Le risque est structurel et de long terme. Plus Nvidia reste absent du marché chinois, plus les entreprises locales ont de temps pour mûrir leurs alternatives, convertir leurs développeurs à des stacks non-CUDA, et atteindre une masse critique de déploiements qui rend le retour de Nvidia difficile même si les restrictions sont levées. L’industrie mondiale de l’IA consomme des quantités croissantes d’énergie et de puissance de calcul — la demande de serveurs IA a propulsé les bénéfices de Montage Technology de 61 % au T1 2026 — et la Chine fait partie de cette équation globale.
Questions fréquentes sur Nvidia et les restrictions à l’export vers la Chine
Qu’est-ce que le H20 et pourquoi a-t-il été bloqué ?

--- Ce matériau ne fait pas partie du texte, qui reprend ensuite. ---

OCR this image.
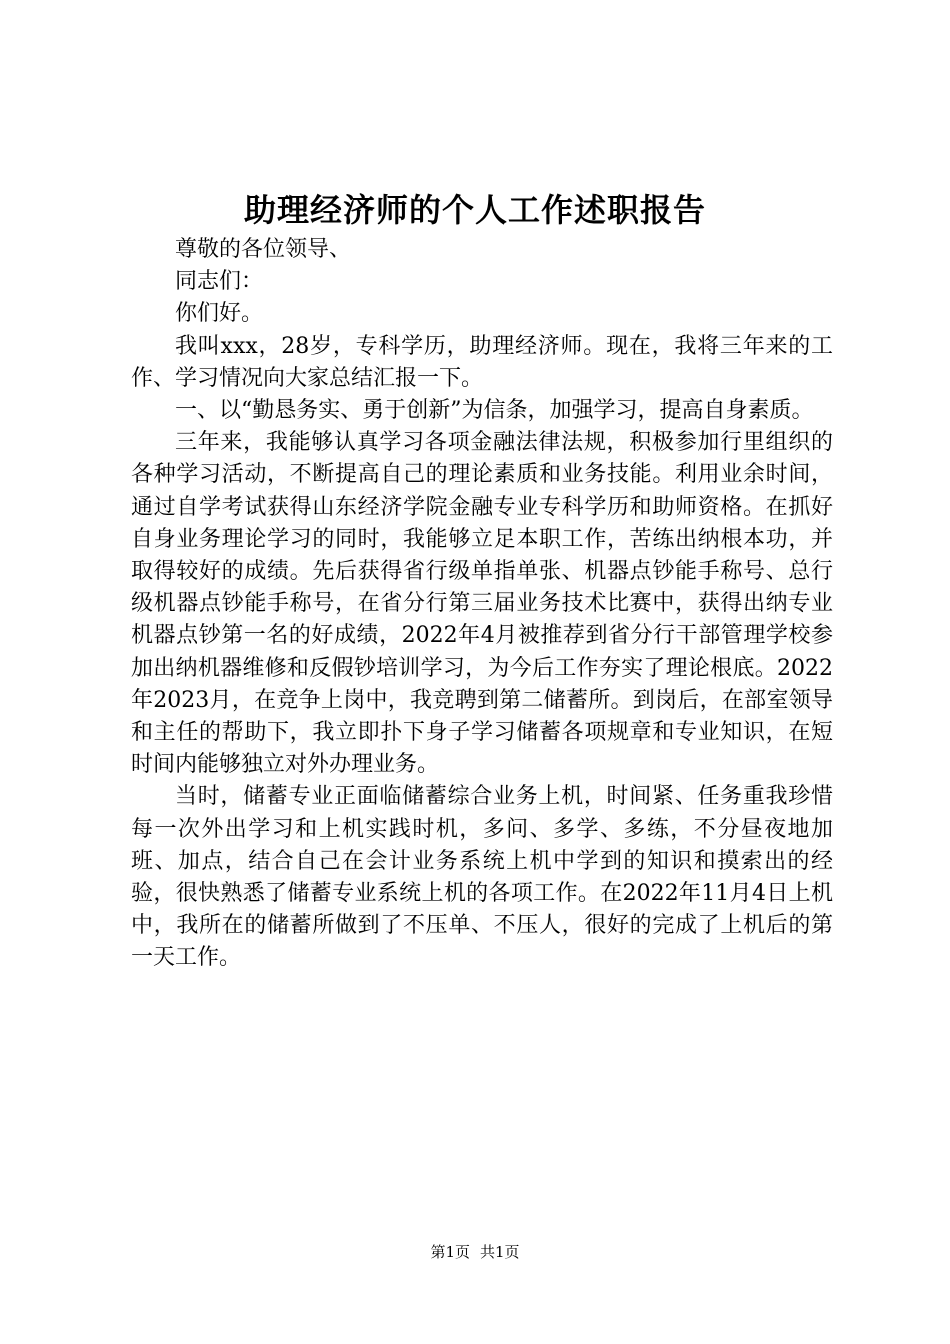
助理经济师的个人工作述职报告

尊敬的各位领导、

同志们：

你们好。

我叫xxx，28岁，专科学历，助理经济师。现在，我将三年来的工作、学习情况向大家总结汇报一下。

一、以“勤恳务实、勇于创新”为信条，加强学习，提高自身素质。

三年来，我能够认真学习各项金融法律法规，积极参加行里组织的各种学习活动，不断提高自己的理论素质和业务技能。利用业余时间，通过自学考试获得山东经济学院金融专业专科学历和助师资格。在抓好自身业务理论学习的同时，我能够立足本职工作，苦练出纳根本功，并取得较好的成绩。先后获得省行级单指单张、机器点钞能手称号、总行级机器点钞能手称号，在省分行第三届业务技术比赛中，获得出纳专业机器点钞第一名的好成绩，2022年4月被推荐到省分行干部管理学校参加出纳机器维修和反假钞培训学习，为今后工作夯实了理论根底。2022年2023月，在竞争上岗中，我竞聘到第二储蓄所。到岗后，在部室领导和主任的帮助下，我立即扑下身子学习储蓄各项规章和专业知识，在短时间内能够独立对外办理业务。

当时，储蓄专业正面临储蓄综合业务上机，时间紧、任务重我珍惜每一次外出学习和上机实践时机，多问、多学、多练，不分昼夜地加班、加点，结合自己在会计业务系统上机中学到的知识和摸索出的经验，很快熟悉了储蓄专业系统上机的各项工作。在2022年11月4日上机中，我所在的储蓄所做到了不压单、不压人，很好的完成了上机后的第一天工作。

第1页 共1页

Le H20 était la version bridée du GPU H100 de Nvidia, conçue spécifiquement pour respecter les seuils de contrôle à l’exportation vers la Chine. En avril 2025, le Département du Commerce américain a exigé une licence spéciale pour l’exporter, ce qui a de facto interrompu les ventes directes de Nvidia en Chine.

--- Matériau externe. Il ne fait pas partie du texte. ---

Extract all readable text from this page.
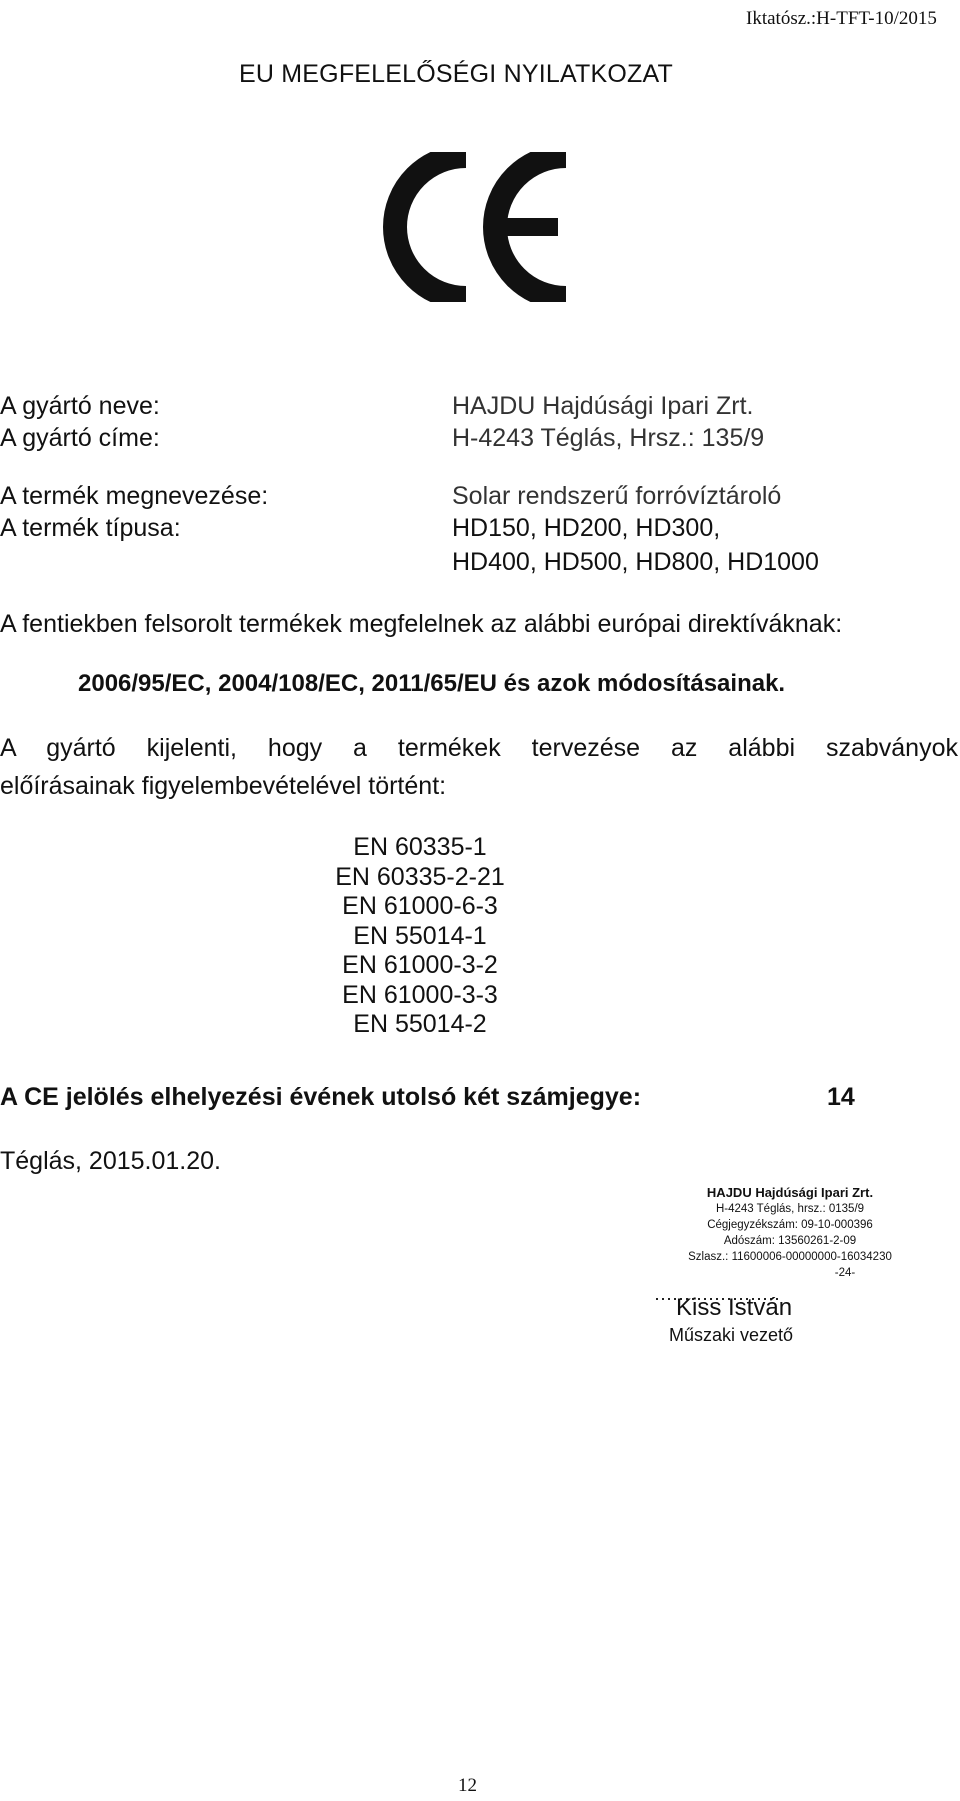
Iktatósz.:H-TFT-10/2015
EU MEGFELELŐSÉGI NYILATKOZAT
A gyártó neve:	HAJDU Hajdúsági Ipari Zrt.
A gyártó címe:	H-4243 Téglás, Hrsz.: 135/9
A termék megnevezése:	Solar rendszerű forróvíztároló
A termék típusa:	HD150, HD200, HD300,
HD400, HD500, HD800, HD1000
A fentiekben felsorolt termékek megfelelnek az alábbi európai direktíváknak:
2006/95/EC, 2004/108/EC, 2011/65/EU és azok módosításainak.
A gyártó kijelenti, hogy a termékek tervezése az alábbi szabványok
előírásainak figyelembevételével történt:
EN 60335-1
EN 60335-2-21
EN 61000-6-3
EN 55014-1
EN 61000-3-2
EN 61000-3-3
EN 55014-2
A CE jelölés elhelyezési évének utolsó két számjegye:	14
Téglás, 2015.01.20.
HAJDU Hajdúsági Ipari Zrt.
H-4243 Téglás, hrsz.: 0135/9
Cégjegyzékszám: 09-10-000396
Adószám: 13560261-2-09
Szlasz.: 11600006-00000000-16034230
-24-
Kiss István
Műszaki vezető
12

Que signifie concrètement 0 % de part de marché pour Nvidia en Chine ?
Ce chiffre reflète l’absence de ventes directes d’accélérateurs IA de Nvidia à des clients chinois. Du matériel Nvidia peut encore être utilisé en Chine via des importations indirectes ou des stocks antérieurs, mais Nvidia ne génère plus de revenus directs sur ce segment.
Quels fabricants chinois profitent de l’absence de Nvidia ?
Huawei (puces Ascend), Cambricon, Moore Threads et MetaX sont les principaux bénéficiaires. Huawei est le mieux positionné grâce à son soutien politique et sa présence dans les grandes entreprises publiques et télécoms chinoises.
Les entreprises chinoises peuvent-elles vraiment remplacer CUDA ?
Pas à court terme sur les charges d’entraînement complexes. En revanche, pour l’inférence et les déploiements internes contrôlés, la migration est techniquement possible et déjà en cours chez Alibaba, Baidu et ByteDance. Le vrai défi est l’écosystème logiciel, pas seulement la puissance brute du silicium.
Pourquoi Washington envisage-t-il d’assouplir partiellement les restrictions en 2026 ?
Le Département du Commerce a reconnu implicitement que des restrictions totales ont un coût stratégique : elles accélèrent l’autonomie technologique chinoise tout en privant les entreprises américaines de revenus et d’influence. Un régime de licences au cas par cas permet de maintenir un levier commercial sans renoncer au contrôle sur les puces les plus sensibles.
Quel est l’impact financier total des restrictions sur Nvidia ?
Sur le seul exercice fiscal 2026, Nvidia a absorbé une charge de 4,5 milliards de dollars liée au blocage du H20, et renoncé à environ 2,5 milliards de dollars de revenus potentiels au premier trimestre. Ces chiffres ne comprennent pas les opportunités manquées sur les cycles suivants ni l’érosion de sa base installée en Chine.